Dave Salo apparently had his swimmers do literally the same meet warm-up every time (with slight modifications for each swimmer’s events that day), with the idea that over time your body will come to recognize that “Hey, this means I’m supposed to swim fast today.” I think this is solid advice.
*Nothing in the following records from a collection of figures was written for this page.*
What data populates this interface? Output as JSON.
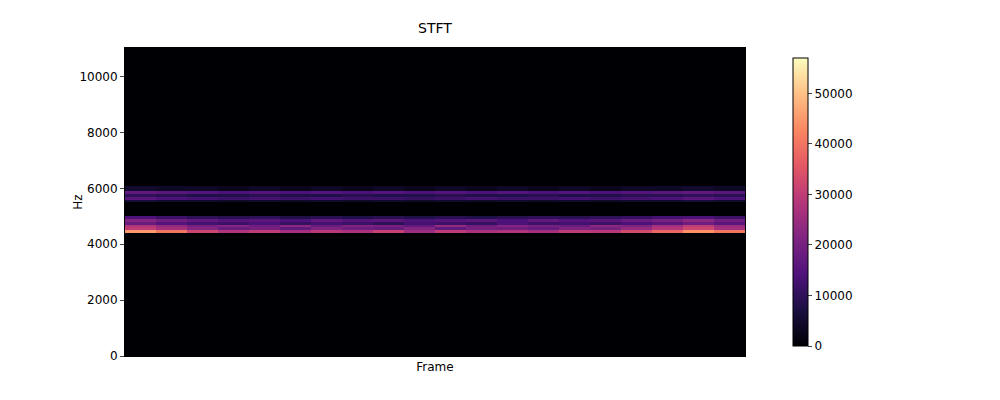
{
  "chart_data": {
    "type": "heatmap",
    "title": "STFT",
    "x_label": "Frame",
    "y_label": "Hz",
    "tick_labels": "y",
    "x": [
      0,
      1,
      2,
      3,
      4,
      5,
      6,
      7,
      8,
      9,
      10,
      11,
      12,
      13,
      14,
      15,
      16,
      17,
      18,
      19
    ],
    "xlim": [
      -0.5,
      19.5
    ],
    "y_edges": [
      0,
      4400,
      4500,
      4600,
      4700,
      4800,
      4900,
      5000,
      5500,
      5600,
      5700,
      5800,
      5900,
      6100,
      11025
    ],
    "ylim": [
      0,
      11025
    ],
    "yticks": [
      0,
      2000,
      4000,
      6000,
      8000,
      10000
    ],
    "cells": [
      [
        0,
        0,
        0,
        0,
        0,
        0,
        0,
        0,
        0,
        0,
        0,
        0,
        0,
        0,
        0,
        0,
        0,
        0,
        0,
        0
      ],
      [
        45000,
        40000,
        32000,
        28000,
        30000,
        26000,
        29000,
        27000,
        31000,
        25000,
        30000,
        27000,
        28000,
        26000,
        30000,
        29000,
        33000,
        38000,
        44000,
        40000
      ],
      [
        30000,
        26000,
        22000,
        18000,
        20000,
        17000,
        21000,
        19000,
        18000,
        22000,
        17000,
        20000,
        19000,
        18000,
        21000,
        20000,
        24000,
        28000,
        32000,
        26000
      ],
      [
        28000,
        24000,
        20000,
        22000,
        19000,
        23000,
        18000,
        21000,
        20000,
        17000,
        24000,
        19000,
        22000,
        20000,
        18000,
        23000,
        21000,
        26000,
        30000,
        25000
      ],
      [
        18000,
        15000,
        13000,
        12000,
        14000,
        11000,
        13000,
        12000,
        10000,
        13000,
        12000,
        11000,
        14000,
        12000,
        13000,
        12000,
        14000,
        16000,
        19000,
        16000
      ],
      [
        22000,
        19000,
        17000,
        15000,
        16000,
        14000,
        17000,
        15000,
        16000,
        14000,
        15000,
        16000,
        14000,
        17000,
        15000,
        16000,
        18000,
        20000,
        23000,
        19000
      ],
      [
        14000,
        12000,
        10000,
        9000,
        10000,
        8000,
        9000,
        8000,
        9000,
        8000,
        9000,
        8000,
        9000,
        10000,
        9000,
        10000,
        11000,
        13000,
        14000,
        12000
      ],
      [
        0,
        0,
        0,
        0,
        0,
        0,
        0,
        0,
        0,
        0,
        0,
        0,
        0,
        0,
        0,
        0,
        0,
        0,
        0,
        0
      ],
      [
        6000,
        5000,
        5000,
        4000,
        5000,
        4000,
        5000,
        4000,
        5000,
        4000,
        5000,
        4000,
        5000,
        4000,
        5000,
        4000,
        5000,
        5000,
        6000,
        5000
      ],
      [
        16000,
        14000,
        13000,
        12000,
        13000,
        12000,
        13000,
        12000,
        12000,
        11000,
        12000,
        13000,
        12000,
        12000,
        13000,
        12000,
        13000,
        14000,
        16000,
        14000
      ],
      [
        10000,
        9000,
        8000,
        8000,
        9000,
        8000,
        8000,
        9000,
        8000,
        8000,
        9000,
        8000,
        8000,
        9000,
        8000,
        8000,
        9000,
        9000,
        10000,
        9000
      ],
      [
        17000,
        16000,
        15000,
        14000,
        15000,
        14000,
        15000,
        14000,
        15000,
        14000,
        15000,
        14000,
        15000,
        14000,
        15000,
        14000,
        15000,
        16000,
        17000,
        16000
      ],
      [
        5000,
        4000,
        4000,
        3000,
        4000,
        3000,
        4000,
        3000,
        4000,
        3000,
        4000,
        3000,
        4000,
        3000,
        4000,
        3000,
        4000,
        4000,
        5000,
        4000
      ],
      [
        0,
        0,
        0,
        0,
        0,
        0,
        0,
        0,
        0,
        0,
        0,
        0,
        0,
        0,
        0,
        0,
        0,
        0,
        0,
        0
      ]
    ],
    "colorbar_range": [
      0,
      57000
    ],
    "colorbar_ticks": [
      0,
      10000,
      20000,
      30000,
      40000,
      50000
    ]
  }
}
Here’s my typical meet warm-up:

  • 400 – alternate 100 free / 100 back
  • 400 –
    • 2x {50 kick, 50 drill, 50 swim} – include strokes
    • 2×25 SDK (streamline dolphin kick)
    • 50 easy swim
  • 400 – straight free, build to 75%
  • 4×100 descend to 80% – possibly include strokes or IM
  • 4×50 IM order @ 85%
  • 8×25 – sprint to halfway, then easy – include strokes

That’s 2000 yards/meters. At this point, I’ll assess how I feel. If I’m still not ready I might add some additional 100s or 50s at a strong pace. If I’m doing any sprint events that day, I’ll do some starts. Then, I’ll warm down with at least a 300.

With a proper meet warm-up, you should be ready to swim fast at any time over the next 2 hours or so, with only some moderate swimming just before your race. If the wait before your first race is more than a couple of hours, you might add some pace 50s or sprint 25’s to the pre-race warm-up.